"Signor Lorenzo, signor Lorenzo, aiuto !"
 C'est avec ces paroles inquiétantes hurlées plutôt que prononcées par 
la vieille dame du second, au moment où j'allais ouvrir les volets de la
 galerie Ferruzzi, au 710 de la Fondamenta Venier, à San Vio, dont j'étais depuis quelques mois le responsable, que commença ma journée. 
 
C'était un matin de printemps, 
l'air était doux, la lumière diaphane. Le quartier étai encore 
silencieux. Seul le petit bar de l'autre côté du rio delle Torreselle 
était déjà ouvert, diffusant la délicieuse odeur du café fraîchement 
moulu. Les cris venaient d'une des fenêtres au-dessus de la galerie. La 
voisine échevelée penchait la tête et gesticulait, visiblement en prise à
 une certaine panique. j'imaginais déjà un incendie ou je ne sais quel 
horrible accident.
 
La porte du 709 était ouverte, je 
grimpais l'escalier quatre à quatre. Arrivé sur le palier du deuxième 
étage, la première porte était entrouverte. La Signora était 
littéralement agenouillée, la tête inclinée devant une banquette. Elle 
en soulevait d'une main les franges et de l'autre essayait d’attraper 
quelque chose. On entendait des feulements. Échevelée, la vieille dame 
d'habitude toujours très élégante, était méconnaissable. Vêtue d'un 
peignoir parme et en pantoufles, elle semblait désorientée. Sous le 
divan, sa chatte Melia, belle petite siamoise
 d'un an, était en train d'accoucher pour la première fois. Et cela ne 
se passait visiblement pas très bien. L'animal miaulait de terreur et la
 vieille dame gémissait et hurlait.

 
Je me penchais à mon tour. Le 
spectacle était assez effrayant : la petite chatte, certainement 
terrorisée par les douleurs de l'enfantement, coincée entre les ressorts
 et les lattes du sommier, ne parvenait plus se dégager. Le travail 
avait commencé, et un chaton pendait lamentablement, une patte accrochée
 à un bout de ressort métallique. La chatte miaulait désespérément, et 
la vieille dame se lamentait de plus belle. 
 
Ma salive ravalée, j'entrepris de 
soulever le divan. C'était un de ces gros meubles en bois sombre comme 
on en trouve beaucoup à Venise, vestige des décors très en vogue du 
temps des autrichiens. Il était aussi lourd qu'un bahut breton. La 
chatte, comprenant qu'on venait à son secours s'était mise à ronronner. 

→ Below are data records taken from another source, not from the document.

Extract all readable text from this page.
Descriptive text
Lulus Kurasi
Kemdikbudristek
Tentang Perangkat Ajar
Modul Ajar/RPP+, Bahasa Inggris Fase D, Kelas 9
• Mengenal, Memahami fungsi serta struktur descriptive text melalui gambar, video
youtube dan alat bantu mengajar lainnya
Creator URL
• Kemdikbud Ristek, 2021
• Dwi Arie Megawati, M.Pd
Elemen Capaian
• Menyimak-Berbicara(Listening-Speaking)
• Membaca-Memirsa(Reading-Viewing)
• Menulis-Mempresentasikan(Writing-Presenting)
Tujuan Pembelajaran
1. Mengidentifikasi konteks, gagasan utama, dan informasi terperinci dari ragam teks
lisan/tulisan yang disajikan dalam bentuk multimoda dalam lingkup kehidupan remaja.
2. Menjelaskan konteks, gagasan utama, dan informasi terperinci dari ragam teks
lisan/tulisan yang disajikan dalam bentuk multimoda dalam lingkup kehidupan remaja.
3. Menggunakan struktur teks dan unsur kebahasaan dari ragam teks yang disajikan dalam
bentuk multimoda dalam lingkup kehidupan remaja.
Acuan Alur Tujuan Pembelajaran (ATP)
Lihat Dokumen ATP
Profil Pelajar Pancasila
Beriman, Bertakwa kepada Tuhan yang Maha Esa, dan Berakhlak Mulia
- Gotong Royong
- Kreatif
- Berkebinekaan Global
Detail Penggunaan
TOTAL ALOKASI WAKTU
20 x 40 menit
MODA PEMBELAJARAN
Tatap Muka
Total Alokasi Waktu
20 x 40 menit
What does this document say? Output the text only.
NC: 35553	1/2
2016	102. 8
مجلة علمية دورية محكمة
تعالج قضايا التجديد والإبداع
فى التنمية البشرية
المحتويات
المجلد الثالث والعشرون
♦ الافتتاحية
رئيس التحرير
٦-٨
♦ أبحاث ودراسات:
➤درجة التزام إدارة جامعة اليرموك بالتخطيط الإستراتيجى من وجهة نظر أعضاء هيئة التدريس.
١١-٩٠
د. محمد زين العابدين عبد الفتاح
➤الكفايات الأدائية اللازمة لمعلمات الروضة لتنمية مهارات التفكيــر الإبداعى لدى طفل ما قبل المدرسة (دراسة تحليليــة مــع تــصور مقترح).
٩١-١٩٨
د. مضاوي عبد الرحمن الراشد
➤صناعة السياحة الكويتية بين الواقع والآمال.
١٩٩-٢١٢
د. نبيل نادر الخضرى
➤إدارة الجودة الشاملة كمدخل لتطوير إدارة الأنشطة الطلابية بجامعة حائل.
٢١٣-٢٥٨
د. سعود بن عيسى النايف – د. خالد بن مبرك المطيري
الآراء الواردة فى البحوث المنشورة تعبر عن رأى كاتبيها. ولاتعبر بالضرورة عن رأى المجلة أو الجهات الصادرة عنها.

Le petit, suspendu au sommier, tout dégoulinant et poisseux, remuait ses
 petites pattes comme s'il cherchait à se sortir de cette position, peu 
naturelle pour un nouveau-né. Le divan soulevé et le dosseret posé sur 
le sol, je réussis à écarter deux énormes ressorts, libérant la pauvre 
bête et son petit. La vieille dame vida une boite à ouvrage matelassée 
qui se trouvait à portée. elle la garnit d'un coussin et le recouvrit 
d'une serviette. On y déposa enfin la jeune maman. Dans les minutes qui 
suivirent, trois petits vinrent rejoindre leur aîné revenu de loin et 
qui déjà tétait goulûment. 
 
Soulagée, la Signora me proposa un 
café. Elle disparut quelques minutes dans sa chambre et revint coiffée 
et pomponnée. Son visage avait repris des couleurs, et un large sourire 
éclairait son regard. Le divan remis en place et les traces de 
l'accident effacées, le salon avait retrouvé son atmosphère paisible. 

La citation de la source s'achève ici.